IMG_1603.jpgSunday morning on my way to church, I stopped by my local Dunkin Donuts to grab a coffee and a bite to eat. As I was waiting for my order, I noticed something interesting right above the drive-through window – an LED digital display showing two numbers (100 and 119 – see the picture to the left).

As I watched the DD team prepare orders, the display on the right seemed to be counting seconds. The left LED displayed the number “100” which I guessed was the number of customers served that day. It was about 8am so that seemed right. The store opened at 4:30am so they were serving about 28 customers an hour. Each customer took about 2.14 minutes to serve.

Once the car at the front of the line received their order and pulled away, the second LED display reset to 60 and started counting again. That meant the next car in line had been waiting 60 seconds since placing their order. 

I thought this was pretty interesting. The management of Dunkin Donuts must think the time it takes to deliver an order is pretty important. It’s so important that DD has built a system to measure it. The more orders they can push through the more money each DD franchise can make, but HOW MUCH more?

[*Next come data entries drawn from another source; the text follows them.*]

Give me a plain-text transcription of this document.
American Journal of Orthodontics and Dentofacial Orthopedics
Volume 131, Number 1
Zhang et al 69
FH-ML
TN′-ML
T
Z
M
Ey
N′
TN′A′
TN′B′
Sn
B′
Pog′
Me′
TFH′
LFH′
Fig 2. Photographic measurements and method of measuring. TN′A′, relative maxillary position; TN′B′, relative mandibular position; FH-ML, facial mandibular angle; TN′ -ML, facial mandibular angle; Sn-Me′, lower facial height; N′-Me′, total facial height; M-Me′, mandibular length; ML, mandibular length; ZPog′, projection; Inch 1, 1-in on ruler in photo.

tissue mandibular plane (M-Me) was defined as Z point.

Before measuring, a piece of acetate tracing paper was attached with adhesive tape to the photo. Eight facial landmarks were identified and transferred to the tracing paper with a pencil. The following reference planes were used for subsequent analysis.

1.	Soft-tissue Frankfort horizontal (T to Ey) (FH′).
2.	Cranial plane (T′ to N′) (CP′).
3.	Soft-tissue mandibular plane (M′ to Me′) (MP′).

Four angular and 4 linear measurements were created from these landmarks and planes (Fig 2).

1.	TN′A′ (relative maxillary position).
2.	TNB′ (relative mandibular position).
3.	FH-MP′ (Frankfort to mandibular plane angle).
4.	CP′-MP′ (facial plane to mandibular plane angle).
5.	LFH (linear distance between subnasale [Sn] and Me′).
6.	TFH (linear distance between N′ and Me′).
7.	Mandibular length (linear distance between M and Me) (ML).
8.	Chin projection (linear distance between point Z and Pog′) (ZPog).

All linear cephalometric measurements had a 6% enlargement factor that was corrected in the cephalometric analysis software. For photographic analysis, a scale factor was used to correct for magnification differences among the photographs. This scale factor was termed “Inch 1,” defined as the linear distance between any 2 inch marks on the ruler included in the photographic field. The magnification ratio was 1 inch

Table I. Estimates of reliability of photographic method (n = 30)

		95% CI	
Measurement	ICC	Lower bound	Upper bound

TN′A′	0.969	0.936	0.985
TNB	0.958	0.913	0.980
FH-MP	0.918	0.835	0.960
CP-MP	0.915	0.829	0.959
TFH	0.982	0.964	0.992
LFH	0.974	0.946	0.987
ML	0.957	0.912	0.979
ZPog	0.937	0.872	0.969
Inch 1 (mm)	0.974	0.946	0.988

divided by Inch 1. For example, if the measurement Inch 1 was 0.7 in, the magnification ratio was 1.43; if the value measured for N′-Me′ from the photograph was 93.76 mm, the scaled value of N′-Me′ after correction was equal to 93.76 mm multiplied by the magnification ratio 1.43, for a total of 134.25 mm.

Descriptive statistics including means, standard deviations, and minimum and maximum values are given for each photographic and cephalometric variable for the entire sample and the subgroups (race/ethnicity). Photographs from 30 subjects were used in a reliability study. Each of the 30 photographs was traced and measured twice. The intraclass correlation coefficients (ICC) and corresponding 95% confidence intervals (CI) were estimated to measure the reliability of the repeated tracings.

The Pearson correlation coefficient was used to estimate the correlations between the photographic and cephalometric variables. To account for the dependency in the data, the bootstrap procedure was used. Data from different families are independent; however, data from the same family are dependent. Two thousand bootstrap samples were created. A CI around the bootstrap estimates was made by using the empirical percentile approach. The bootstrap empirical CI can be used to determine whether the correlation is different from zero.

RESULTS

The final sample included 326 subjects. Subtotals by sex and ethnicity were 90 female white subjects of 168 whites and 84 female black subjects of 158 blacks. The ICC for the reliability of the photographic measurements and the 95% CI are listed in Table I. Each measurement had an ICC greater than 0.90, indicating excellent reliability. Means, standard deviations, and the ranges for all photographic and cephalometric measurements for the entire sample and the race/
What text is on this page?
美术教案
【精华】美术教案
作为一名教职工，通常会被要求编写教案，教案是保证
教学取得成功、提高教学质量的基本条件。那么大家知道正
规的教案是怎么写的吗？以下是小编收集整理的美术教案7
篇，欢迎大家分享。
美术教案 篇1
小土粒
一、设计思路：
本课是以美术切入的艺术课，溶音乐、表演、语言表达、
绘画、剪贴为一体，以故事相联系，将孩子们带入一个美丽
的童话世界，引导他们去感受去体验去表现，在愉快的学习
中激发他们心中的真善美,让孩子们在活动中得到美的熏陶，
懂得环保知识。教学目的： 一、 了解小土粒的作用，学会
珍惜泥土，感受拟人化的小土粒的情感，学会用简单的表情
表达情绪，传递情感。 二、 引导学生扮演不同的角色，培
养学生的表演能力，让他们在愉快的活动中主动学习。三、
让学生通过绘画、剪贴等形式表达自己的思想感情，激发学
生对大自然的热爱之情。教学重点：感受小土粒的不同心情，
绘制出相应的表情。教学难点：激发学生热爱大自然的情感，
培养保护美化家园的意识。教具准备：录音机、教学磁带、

I am sure that DD is reviewing this number on a weekly, even daily basis. If this metric/KPI drops too low, the management works with the team to adjust. They spend time digging into their processes so they can shorten the time it takes to fulfill an order.

Is this really a BIG deal? Let’s do a little math…

Here are my assumptions (feel free to push back on any of these)

  • The busy time for DD is between 7am and 8am so let’s focus on this one hour period
  • The average order is $6.00 (a coffee and a bacon egg and cheese on an English muffin)
  • The average time to fulfill and order is 120 seconds

This means if DD drive-through employees can fulfill 30 orders per hour, DD will make $180 in revenue.

What if they could shorten the time it takes to fulfill an order from 120 seconds to 90 seconds? That would mean they could fulfill 40 orders or generate $240 in revenue per day. If the team could optimize that 1 hour period every day for a year, that’s an incremental $21,900 per year! That’s for just optimizing that 1 hour! WOW!

Here’s the math:

current state – 30 orders * $6 * 365 days = $65,700

future state – 40 orders * $6 * 365 days = $87,600

What else could the employees do to generate more revenue?

What if the DD employees were trained to up sell each customer by $1? What impact would that have?

current state – 30 orders * $6 * 365 days = $65,700

future state – 40 orders * $7 * 365 days = $102,200

How could DD really engage their employees in the improvement process?

What if DD let their employees know the goals? And what if DD gave their employees a piece of that incremental revenue? What it the employees could optimize 2 hours out of the day? That would result in $73,000 in incremental revenue! DD could “afford” to give those employees a healthy bonus and still be ahead of the game.

Don’t think measuring the right things in your business can have a huge impact? This one DD franchise just increased their revenue by $73,000 by measuring one thing – the right thing and optimizing it.

But I don’t own a DD franchise…

But I don’t own a DD franchise you say. My business is different you say. I guarantee you that there is a process in your business that could be optimized, either by increasing the revenue generated by the employees you have OR by reducing the cost and thereby increasing your profit. Dig deeper. It all starts with tracking the correct metrics.